Zehra Öktem

Personal information
- Full name: Zehra Öktem
- Nationality: Turkish
- Born: Zehra Öktem September 4, 1959 (age 66) Trabzon, Turkey

Sport
- Country: Turkey
- Sport: Archery

Medal record
Women's Archery
World Masters Games
| Gold medal – first place | 2009 Sydney | Ind field |
| Gold medal – first place | 2009 Sydney | Ind indoors |

= Zehra Öktem =

Turkish archer (born 1959)

Zehra Öktem (born September 4, 1959 in Trabzon, Turkey) is a Turkish female Olympian archer. She resides in Antalya.

She graduated from Istanbul Technical University with a degree in chemical engineering. Öktem became a member of the national team at the age of 30. In the 1990s, she won five times (1990, 1991, 1992, 1994 and 1998) the gold medal at the Balkan Championship.

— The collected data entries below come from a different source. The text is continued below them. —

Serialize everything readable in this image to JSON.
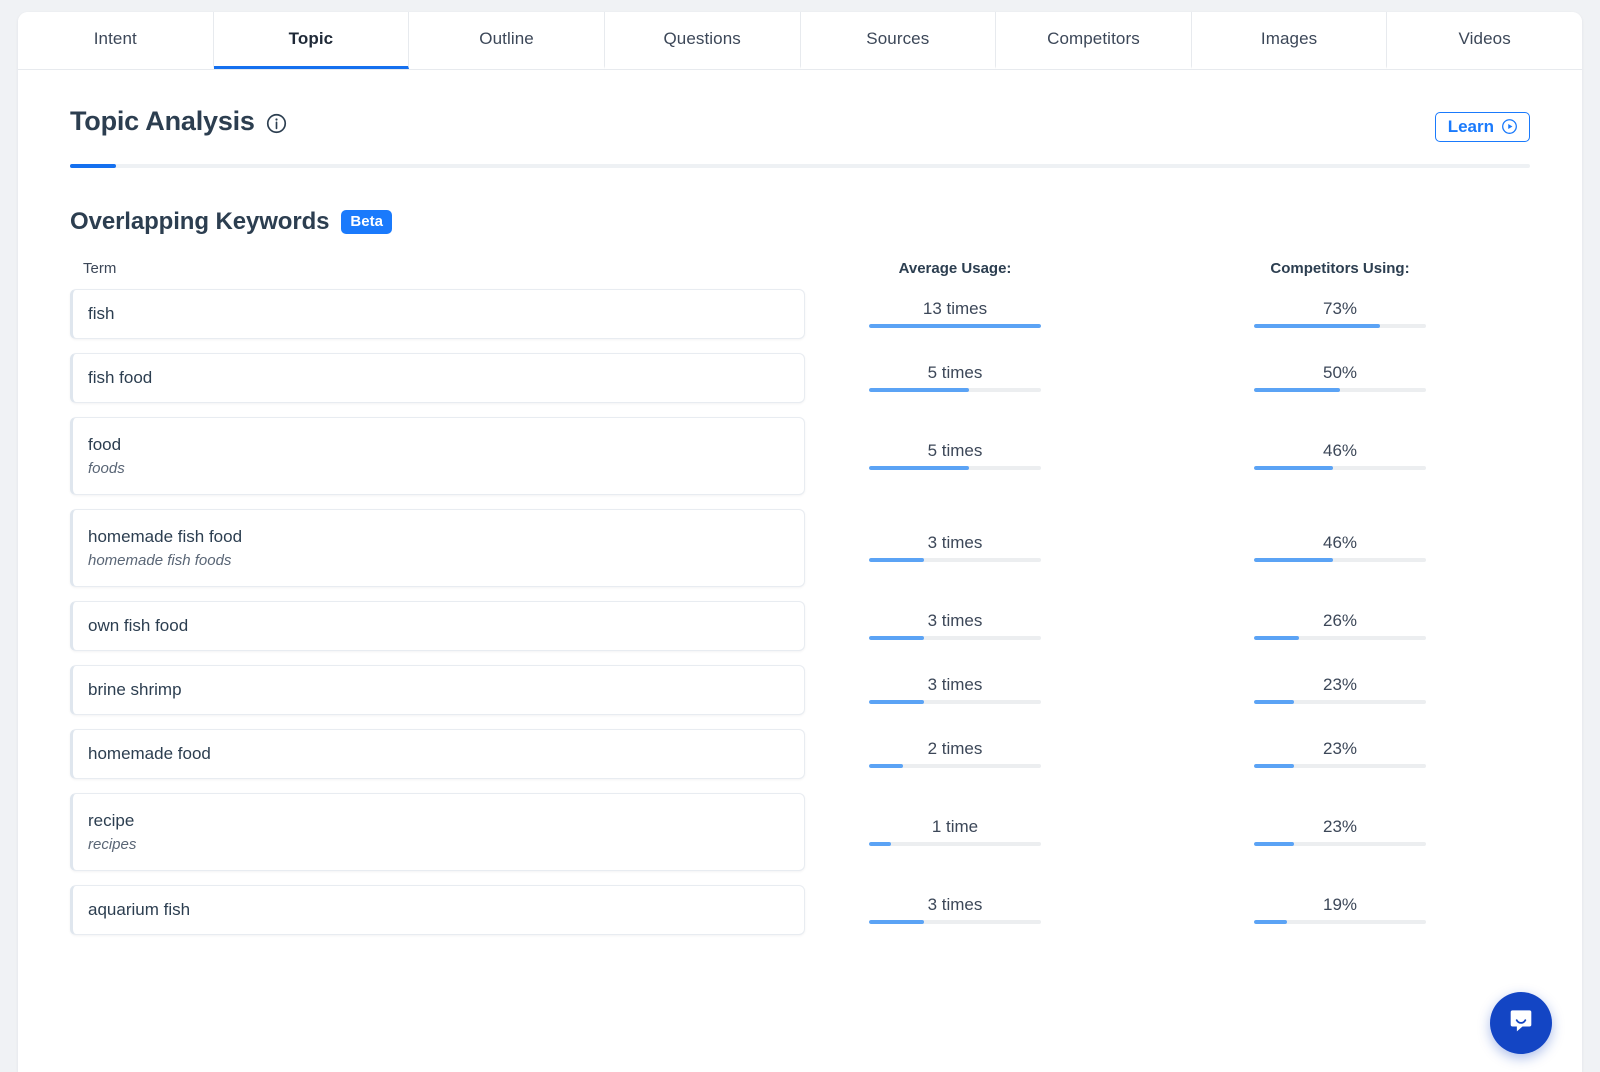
{
  "tabs": [
    {
      "label": "Intent",
      "active": false
    },
    {
      "label": "Topic",
      "active": true
    },
    {
      "label": "Outline",
      "active": false
    },
    {
      "label": "Questions",
      "active": false
    },
    {
      "label": "Sources",
      "active": false
    },
    {
      "label": "Competitors",
      "active": false
    },
    {
      "label": "Images",
      "active": false
    },
    {
      "label": "Videos",
      "active": false
    }
  ],
  "header": {
    "title": "Topic Analysis",
    "info_icon": "info-circle-icon",
    "learn_label": "Learn",
    "learn_icon": "play-circle-icon",
    "accent_color": "#1570ef"
  },
  "section": {
    "title": "Overlapping Keywords",
    "badge": "Beta",
    "badge_color": "#1a7afc"
  },
  "columns": {
    "term": "Term",
    "average_usage": "Average Usage:",
    "competitors_using": "Competitors Using:"
  },
  "chat": {
    "icon": "chat-bubble-icon",
    "color": "#1345c4"
  },
  "chart_data": {
    "type": "bar",
    "title": "Overlapping Keywords",
    "series": [
      {
        "name": "Average Usage:",
        "unit": "times"
      },
      {
        "name": "Competitors Using:",
        "unit": "%"
      }
    ],
    "rows": [
      {
        "term": "fish",
        "variant": "",
        "usage_label": "13 times",
        "usage_value": 13,
        "usage_pct": 100,
        "comp_label": "73%",
        "comp_value": 73
      },
      {
        "term": "fish food",
        "variant": "",
        "usage_label": "5 times",
        "usage_value": 5,
        "usage_pct": 58,
        "comp_label": "50%",
        "comp_value": 50
      },
      {
        "term": "food",
        "variant": "foods",
        "usage_label": "5 times",
        "usage_value": 5,
        "usage_pct": 58,
        "comp_label": "46%",
        "comp_value": 46
      },
      {
        "term": "homemade fish food",
        "variant": "homemade fish foods",
        "usage_label": "3 times",
        "usage_value": 3,
        "usage_pct": 32,
        "comp_label": "46%",
        "comp_value": 46
      },
      {
        "term": "own fish food",
        "variant": "",
        "usage_label": "3 times",
        "usage_value": 3,
        "usage_pct": 32,
        "comp_label": "26%",
        "comp_value": 26
      },
      {
        "term": "brine shrimp",
        "variant": "",
        "usage_label": "3 times",
        "usage_value": 3,
        "usage_pct": 32,
        "comp_label": "23%",
        "comp_value": 23
      },
      {
        "term": "homemade food",
        "variant": "",
        "usage_label": "2 times",
        "usage_value": 2,
        "usage_pct": 20,
        "comp_label": "23%",
        "comp_value": 23
      },
      {
        "term": "recipe",
        "variant": "recipes",
        "usage_label": "1 time",
        "usage_value": 1,
        "usage_pct": 13,
        "comp_label": "23%",
        "comp_value": 23
      },
      {
        "term": "aquarium fish",
        "variant": "",
        "usage_label": "3 times",
        "usage_value": 3,
        "usage_pct": 32,
        "comp_label": "19%",
        "comp_value": 19
      }
    ]
  }
}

Zehra Öktem represented Turkey at the 1992 Summer Olympics and placed 30th in the Individual round of 32 event. Lastly, she took two gold medals at the 2009 World Masters Games in Sydney, Australia in individual field and indoors. At the same tournament, Öktem set also a world record in 30m event of her age category (over 50 years) with a score of 345.